Whether Gleason 6 is really a cancer or not is a mute (sic) point, one that can only be debated, at this time. We continue to over-diagnose and subsequently over-treat unfortunate men who are labelled with a ‘lethal’ cancer, when in fact they will probably never die from it. It is a fact, however, that some men continue to die from prostate cancer, so we must try and direct our therapies to those men, a task that will only be possible through enlightened discussion coupled with basic and clinical research. We need to change our paradigm when dealing with Gleason 6 pattern diagnosis, whether it is a low-risk cancer, a benign disease associated with a high risk of developing real potentially lethal cancer, or a true prostate cancer precursor. Let ‘s find a way to treat only those men who are destined to die from this serious cancer and relieve some of the psychological burden and significant morbidity from those men who should never have been labelled ashaving a lethal cancer in the first place. Let us make the case and put in the effort to develop improved prostate cancer screening for the higher grade prostate cancers,while at the same time relegating low volume Gleason 6 to the status of no more than a significant risk factor. Let us decide as a profession to stop the push for inappropriate, expensive, inopportune and perhaps even unethical radical therapies for a condition that by itself does not kill our patients.”

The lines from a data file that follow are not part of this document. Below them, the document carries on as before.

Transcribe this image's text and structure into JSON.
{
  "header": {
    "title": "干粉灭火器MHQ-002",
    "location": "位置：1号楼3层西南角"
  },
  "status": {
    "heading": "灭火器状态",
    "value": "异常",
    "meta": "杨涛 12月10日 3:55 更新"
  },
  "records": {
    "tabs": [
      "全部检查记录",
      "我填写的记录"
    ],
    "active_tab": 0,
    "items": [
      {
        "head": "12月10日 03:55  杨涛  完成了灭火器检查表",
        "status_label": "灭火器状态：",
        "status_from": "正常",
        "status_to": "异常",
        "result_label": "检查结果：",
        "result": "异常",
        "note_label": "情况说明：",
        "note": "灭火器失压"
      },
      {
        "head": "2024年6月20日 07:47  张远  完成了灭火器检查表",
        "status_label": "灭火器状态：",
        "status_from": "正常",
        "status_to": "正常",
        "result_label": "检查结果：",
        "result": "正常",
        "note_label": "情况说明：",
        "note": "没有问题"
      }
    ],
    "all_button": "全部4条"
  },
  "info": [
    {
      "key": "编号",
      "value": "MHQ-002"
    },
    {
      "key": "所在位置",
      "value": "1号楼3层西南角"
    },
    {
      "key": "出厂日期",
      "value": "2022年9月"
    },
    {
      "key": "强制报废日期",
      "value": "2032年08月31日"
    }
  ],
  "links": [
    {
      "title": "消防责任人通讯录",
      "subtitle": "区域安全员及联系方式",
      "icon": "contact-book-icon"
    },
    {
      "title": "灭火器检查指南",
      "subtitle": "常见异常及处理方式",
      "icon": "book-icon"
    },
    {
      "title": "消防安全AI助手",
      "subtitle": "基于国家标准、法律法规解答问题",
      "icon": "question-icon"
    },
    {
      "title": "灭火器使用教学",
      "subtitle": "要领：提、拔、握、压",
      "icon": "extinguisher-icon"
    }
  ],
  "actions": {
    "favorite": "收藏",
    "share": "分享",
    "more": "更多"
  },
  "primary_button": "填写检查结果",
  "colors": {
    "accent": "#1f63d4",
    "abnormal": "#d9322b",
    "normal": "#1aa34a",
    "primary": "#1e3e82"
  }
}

What to call certain abnormal cellular findings is increasingly becoming an issue for doctors.

In breast cancer, there’s been some discussion of re-naming ductal carcinoma in situ and removing the “carcinoma” from the diagnosis.

In cervical cancer, there are ASCUS cells – or “atypical squamous cells of unknown significance.”

Gleason 6 cells in the prostate cancer field have been called “adenosis.”  They’ve been called IDLE – indolent lesions of epithelial origin.

Whatever these cells are called, one practical goal for now is to educate men about the harms of overdiagnosis and overtreatment and offer active surveillance as a treatment option.